Objective: To investigate the molecular mechanisms of clear cell renal cell carcinoma (CCRCC) with sarcomatoid differentiation (CCRCCS) and to explore new therapeutic targets for CCRCCS. Methods: Whole exome sequencing was performed on the carcinomatous and sarcomatoid components of five CCRCCS cases collected from January 2017 to October 2018. A highly frequent non-synonymous mutation of cadherin 23 (CDH23) was revealed by whole exome sequencing and further studied in additional samples. The sequencing of CDH23 in 40 specimens with CCRCCS and 50 specimens with CCRCC collected from January 2008 to October 2018 were conducted using Sanger sequencing. Immunohistochemistry was carried out to detect the protein expression of CDH23 in the additional 90 cases.
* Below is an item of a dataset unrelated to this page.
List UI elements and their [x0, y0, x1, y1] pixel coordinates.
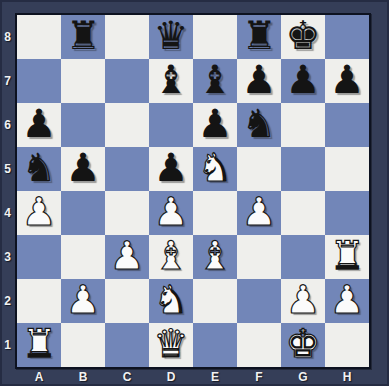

Results: Carcinomatous and sarcomatoid components of CCRCCS shared most of the somatic single-nucleotide variants (SSNVs) as revealed through whole exome sequencing, while the sarcomatoid component had higher overall SSNVs than carcinomatous component. A highly frequent non-synonymous mutation of CDH23 (p.Arg1804Gln) was observed both in carcinomatous and sarcomatoid components of CCRCCS that resulted in the alteration in the highly conserved calcium-binding site mediating the functions of cadherins. In the additional 90 specimens, CDH23 mutation was much frequently detected in CCRCCS than that in CCRCC samples and even the high grade CCRCC. CDH23 protein was not or weakly expressed in most CCRCCS specimens with CDH23 mutation. There was an correlation between CDH23 gene mutation and negative expression of its protein (r=0.598, P<0.01). Conclusions: The present study reveals, for the first time, that the mutation of CDH23 (p.Arg1804Gln) is a genetic risk factor for CCRCCS. It is associated with the decreased expression of CDH23 protein, resulting in the absence of cadherin function of CDH23, indicating that CDH23 mutation may be involved in the sarcomatoid transformation in CCRCCS. Thus, CDH23 might be a potential therapeutic target for CCRCCS.